The inflation data released Friday morning did little to calm nerves. The core Personal Consumption Expenditures (PCE) index, the Fed’s preferred inflation gauge, rose by 0.4% in February, the largest monthly increase since January 2024. Year-over-year, core PCE climbed to 2.8%, up from 2.7% in January and still well above the Fed’s 2% target.
Headline PCE was more restrained, rising 0.3% month-on-month and 2.5% annually, broadly in line with expectations. But the firmer core reading, along with rising consumer inflation expectations, added another layer of complexity. Rate cut hopes, already fragile, took another hit.
Spending data painted a mixed picture. Personal consumption rose 0.4%, just shy of forecasts, while personal income jumped 0.8%, doubling expectations. The personal savings rate increased to 4.6%, the highest since June 2024. All figures are from the U.S. Bureau of Economic Analysis’ February 2025 Personal Income and Outlays report. The report offers a snapshot of consumer behaviour, income strength, and inflation trends at the end of Q1.

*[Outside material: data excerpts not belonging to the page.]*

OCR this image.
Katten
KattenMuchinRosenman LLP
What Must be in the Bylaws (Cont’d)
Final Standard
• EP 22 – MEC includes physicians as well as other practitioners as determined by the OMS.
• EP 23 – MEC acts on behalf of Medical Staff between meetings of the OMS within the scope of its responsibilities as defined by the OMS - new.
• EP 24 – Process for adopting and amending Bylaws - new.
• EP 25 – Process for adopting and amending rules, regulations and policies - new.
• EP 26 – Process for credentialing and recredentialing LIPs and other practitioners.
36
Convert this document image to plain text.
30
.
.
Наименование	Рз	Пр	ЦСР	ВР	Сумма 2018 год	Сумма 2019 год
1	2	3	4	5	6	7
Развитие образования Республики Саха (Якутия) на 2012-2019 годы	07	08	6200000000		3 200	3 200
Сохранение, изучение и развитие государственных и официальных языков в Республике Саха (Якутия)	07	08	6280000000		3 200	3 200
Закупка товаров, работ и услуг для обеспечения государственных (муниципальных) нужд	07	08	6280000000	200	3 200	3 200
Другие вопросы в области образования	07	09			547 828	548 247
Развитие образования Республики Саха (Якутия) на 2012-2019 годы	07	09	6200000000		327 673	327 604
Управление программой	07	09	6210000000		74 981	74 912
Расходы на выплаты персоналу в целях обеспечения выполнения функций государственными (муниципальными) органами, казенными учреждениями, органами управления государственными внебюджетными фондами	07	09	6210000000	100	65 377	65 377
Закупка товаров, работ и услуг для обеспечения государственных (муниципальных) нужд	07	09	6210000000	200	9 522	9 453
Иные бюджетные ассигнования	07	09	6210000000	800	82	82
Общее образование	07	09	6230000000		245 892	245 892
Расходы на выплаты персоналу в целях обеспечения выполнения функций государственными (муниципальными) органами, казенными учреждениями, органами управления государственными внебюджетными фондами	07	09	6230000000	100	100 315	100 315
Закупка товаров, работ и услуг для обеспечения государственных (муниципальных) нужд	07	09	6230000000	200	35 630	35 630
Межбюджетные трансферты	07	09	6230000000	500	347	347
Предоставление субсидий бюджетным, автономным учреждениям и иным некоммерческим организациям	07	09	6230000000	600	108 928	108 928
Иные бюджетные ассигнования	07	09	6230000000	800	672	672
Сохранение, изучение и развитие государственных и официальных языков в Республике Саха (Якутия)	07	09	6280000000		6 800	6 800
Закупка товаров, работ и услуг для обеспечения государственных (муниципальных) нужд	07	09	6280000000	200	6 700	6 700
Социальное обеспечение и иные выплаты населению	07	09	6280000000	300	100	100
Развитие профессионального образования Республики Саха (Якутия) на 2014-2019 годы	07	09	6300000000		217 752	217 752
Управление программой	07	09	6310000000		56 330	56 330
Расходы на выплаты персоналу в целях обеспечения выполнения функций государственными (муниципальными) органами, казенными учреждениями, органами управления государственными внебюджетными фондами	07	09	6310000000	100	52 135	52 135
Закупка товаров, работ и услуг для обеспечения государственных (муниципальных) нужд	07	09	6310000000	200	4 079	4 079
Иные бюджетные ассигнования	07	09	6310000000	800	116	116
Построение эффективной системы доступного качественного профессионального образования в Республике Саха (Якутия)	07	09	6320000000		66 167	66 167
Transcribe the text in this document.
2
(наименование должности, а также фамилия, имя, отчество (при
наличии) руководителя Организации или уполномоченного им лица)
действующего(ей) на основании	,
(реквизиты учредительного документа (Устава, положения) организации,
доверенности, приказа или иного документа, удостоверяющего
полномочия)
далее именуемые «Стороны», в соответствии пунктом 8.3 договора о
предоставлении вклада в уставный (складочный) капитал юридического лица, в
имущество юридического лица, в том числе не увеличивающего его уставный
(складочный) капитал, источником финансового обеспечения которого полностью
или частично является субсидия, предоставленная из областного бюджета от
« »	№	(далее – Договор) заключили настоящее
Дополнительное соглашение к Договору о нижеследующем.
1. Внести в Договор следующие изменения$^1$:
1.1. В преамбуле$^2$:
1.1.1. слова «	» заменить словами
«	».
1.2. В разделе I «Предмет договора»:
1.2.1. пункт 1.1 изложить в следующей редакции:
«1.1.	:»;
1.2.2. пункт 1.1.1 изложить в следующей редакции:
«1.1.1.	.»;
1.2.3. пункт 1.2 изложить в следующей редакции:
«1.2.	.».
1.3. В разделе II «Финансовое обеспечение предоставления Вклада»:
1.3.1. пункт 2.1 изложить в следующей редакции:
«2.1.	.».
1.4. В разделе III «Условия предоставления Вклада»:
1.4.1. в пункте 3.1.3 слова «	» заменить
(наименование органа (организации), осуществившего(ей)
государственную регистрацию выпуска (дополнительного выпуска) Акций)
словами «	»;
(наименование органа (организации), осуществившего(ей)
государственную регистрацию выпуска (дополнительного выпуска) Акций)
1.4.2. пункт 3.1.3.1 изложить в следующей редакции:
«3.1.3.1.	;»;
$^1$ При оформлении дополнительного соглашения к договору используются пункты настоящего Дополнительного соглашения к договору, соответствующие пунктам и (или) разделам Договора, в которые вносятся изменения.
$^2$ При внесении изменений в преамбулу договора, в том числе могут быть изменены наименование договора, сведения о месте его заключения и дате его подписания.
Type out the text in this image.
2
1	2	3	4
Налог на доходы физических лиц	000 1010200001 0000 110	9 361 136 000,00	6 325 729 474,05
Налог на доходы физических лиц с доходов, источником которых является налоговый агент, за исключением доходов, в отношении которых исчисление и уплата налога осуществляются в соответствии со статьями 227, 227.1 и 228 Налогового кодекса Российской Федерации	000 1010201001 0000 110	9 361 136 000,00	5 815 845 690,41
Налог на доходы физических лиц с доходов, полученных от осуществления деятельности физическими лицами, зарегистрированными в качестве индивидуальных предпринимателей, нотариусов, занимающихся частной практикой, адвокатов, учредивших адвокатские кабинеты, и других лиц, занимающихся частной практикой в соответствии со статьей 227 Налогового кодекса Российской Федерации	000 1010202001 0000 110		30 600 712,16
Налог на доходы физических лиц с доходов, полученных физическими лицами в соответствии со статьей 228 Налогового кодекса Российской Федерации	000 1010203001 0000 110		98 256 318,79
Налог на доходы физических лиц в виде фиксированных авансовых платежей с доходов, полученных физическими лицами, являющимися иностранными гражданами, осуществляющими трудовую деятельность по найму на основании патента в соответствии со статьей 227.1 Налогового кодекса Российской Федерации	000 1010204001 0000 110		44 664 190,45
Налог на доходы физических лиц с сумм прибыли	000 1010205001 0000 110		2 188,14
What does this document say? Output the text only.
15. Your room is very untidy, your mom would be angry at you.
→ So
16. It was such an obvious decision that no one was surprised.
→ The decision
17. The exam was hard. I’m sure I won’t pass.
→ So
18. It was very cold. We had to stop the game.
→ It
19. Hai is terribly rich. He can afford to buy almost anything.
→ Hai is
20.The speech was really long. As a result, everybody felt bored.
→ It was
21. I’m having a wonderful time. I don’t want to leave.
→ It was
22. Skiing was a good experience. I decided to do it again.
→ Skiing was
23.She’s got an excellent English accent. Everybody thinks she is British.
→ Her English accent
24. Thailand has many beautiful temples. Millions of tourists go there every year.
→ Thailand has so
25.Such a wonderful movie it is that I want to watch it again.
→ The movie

Reactions to the data were mixed, but a cautious tone emerged among economists. Morgan Stanley’s Ellen Zentner summed it up with a stark assessment, as reported by Reuters:
This wasn’t an exceptionally hot report, but it likely keeps the Fed in wait-and-see mode, especially given the uncertainty surrounding Trump’s trade policy.
Consumer Sentiment Drops to 2022 Lows
That sense of uncertainty was reinforced by a fresh drop in sentiment. The University of Michigan’s Consumer Sentiment Index fell to 57 in March, its lowest reading since November 2022. Survey respondents pointed to rising concerns over inflation, job security, and the broader economic outlook.
One particularly unwelcome detail: short-term inflation expectations among consumers climbed to their highest level in more than two years. Both data points were reported in the University of Michigan’s latest survey, as covered by CNBC.
All Eyes on Trump’s 2 April Tariff Announcement
Attention is now turning to 2 April, when President Trump is expected to unveil a sweeping new tariff package aimed at narrowing the United States’ goods trade deficit, which reached $1.2 trillion in 2024, according to the Wall Street Journal.
Earlier in the week, Trump proposed a 25% tariff on all auto imports. The move drew immediate pushback from allies and reignited fears of global retaliation.
Edward Jones strategist Angelo Kourkafas suggested the 2 April announcement may not be a one-off: “It’s an important milestone, but uncertainty will remain.”